#NerdMusicMonday: The Return of Utada Hikaru
Welcome to #NerdMusicMonday, where we feature some of the greatest geek-inspired music to start your week on the right note. We also review geek-inspired music things that we see floating around the Internet, for better or worse.
We previously reported that Utada Hikaru would be releasing a brand new album after an extended hiatus from the entertainment industry. Of course, fans of Square Enix’s Kingdom Hearts series were already anticipating the possibility of her return, owing to the impending release of Kingdom Hearts III, as she previously provided the themes for Kingdom Hearts and Kingdom Hearts I – with variations of both “Hikari”/”Simple and Clean” and “Passion”/”Sanctuary” being used for the side-titles.

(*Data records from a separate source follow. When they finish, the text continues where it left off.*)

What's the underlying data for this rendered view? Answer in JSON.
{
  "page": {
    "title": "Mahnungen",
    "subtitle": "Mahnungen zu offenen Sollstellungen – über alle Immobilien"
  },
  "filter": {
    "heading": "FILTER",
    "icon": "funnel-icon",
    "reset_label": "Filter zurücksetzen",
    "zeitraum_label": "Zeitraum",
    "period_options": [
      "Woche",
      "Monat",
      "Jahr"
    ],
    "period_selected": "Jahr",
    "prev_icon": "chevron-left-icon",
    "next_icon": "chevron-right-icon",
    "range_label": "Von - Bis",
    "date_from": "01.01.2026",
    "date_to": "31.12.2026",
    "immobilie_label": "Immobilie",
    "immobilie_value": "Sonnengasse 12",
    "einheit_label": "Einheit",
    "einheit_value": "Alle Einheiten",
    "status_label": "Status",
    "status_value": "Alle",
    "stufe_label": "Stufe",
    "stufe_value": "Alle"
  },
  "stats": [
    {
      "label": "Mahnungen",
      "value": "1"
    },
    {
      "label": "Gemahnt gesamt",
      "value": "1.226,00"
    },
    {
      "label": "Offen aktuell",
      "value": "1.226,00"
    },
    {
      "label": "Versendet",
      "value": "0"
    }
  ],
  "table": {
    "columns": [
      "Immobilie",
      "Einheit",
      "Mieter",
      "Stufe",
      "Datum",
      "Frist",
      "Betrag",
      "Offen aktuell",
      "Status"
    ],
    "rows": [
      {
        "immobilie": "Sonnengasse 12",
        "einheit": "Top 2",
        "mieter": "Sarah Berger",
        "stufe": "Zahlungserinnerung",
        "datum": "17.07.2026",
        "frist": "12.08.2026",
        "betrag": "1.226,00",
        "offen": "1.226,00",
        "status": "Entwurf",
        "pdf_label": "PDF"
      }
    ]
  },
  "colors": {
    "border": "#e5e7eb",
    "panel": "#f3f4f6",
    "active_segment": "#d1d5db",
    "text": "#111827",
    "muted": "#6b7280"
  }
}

In the years since her last album – This is The One, released in 2009 – and the singles that followed after, she seemingly dropped out from the spotlight. Unsurprising, as her 2010 hiatus was her very first since debuting at sixteen. In the intervening years since she announced her hiatus, she separated from her husband of eight years. She also faced tragedy in the death of her mother in 2013, found love again, and gave birth to a son.
Her hiatus didn’t mean she stopped making music though, with several singles cropping up along with a documentary. Upon the release of “Hanataba wo Kimi Ni” for the drama Toto Nee-chan in January, her website also announced her official return to the industry, and the result of that is Fantôme.
The choice of “Ghost” in French as an album title was a curious thing, and yet it spoke volumes about what one should expect from it. The album cover itself is already haunting in its blurred out quality and eerie in that she so resembles her late mother, Enka singer Fuji Keiko.
Included in the album are the singles previously released over the course of her hiatus; “Sakura Nagashi” from Evangelion 3.0: You Can (Not) Redo, “Manatsu No Tooriame” from NEWS ZERO, and “Hanataba wo Kimi Ni”.
On the losses
When I was listening to the album, “Michi”, “Tomodachi”,”Ni Jikan Dake no Vacance”, “Kouya no Okami”, and “Jinsei Saikou No Hi” were perhaps the most upbeat songs in terms of general sound. It was difficult to keep listening and not attempt to look up the lyrics of every song, owing to the fact that my Japanese is excruciatingly limited. It wasn’t until I did look up the lyrics that the songs became so much clearer to me. It was my error going into the album thinking that her sound would be similar in tone to her previous works, and I failed to realize that so much about her had changed.
While I’d made the connection between the album cover, title, and that it had to do with her mother, I failed to realize that the album itself is a cohesive – albeit complex – view into how she’d dealt with the loss of her mother, the break she needed, and how she’d come back to making music. “Ningyo” sounds like a lullaby, but speaks towards loss and never seeing someone again. By the same token, “Manatsu No Tooriame” is simple in acknowledging the feelings brought up in “Ningyo”.
“Bokuyaku”, on the other hand, is far removed from anything I’d listened to from her. In this collaboration with KOHH – a rising star in the Japanese rap scene – I could feel the frustration and anger, the denial stemming from loss. It’s grim, and the not!angry but totally angry song that one might sing at a point when they finally decide to be free of it all.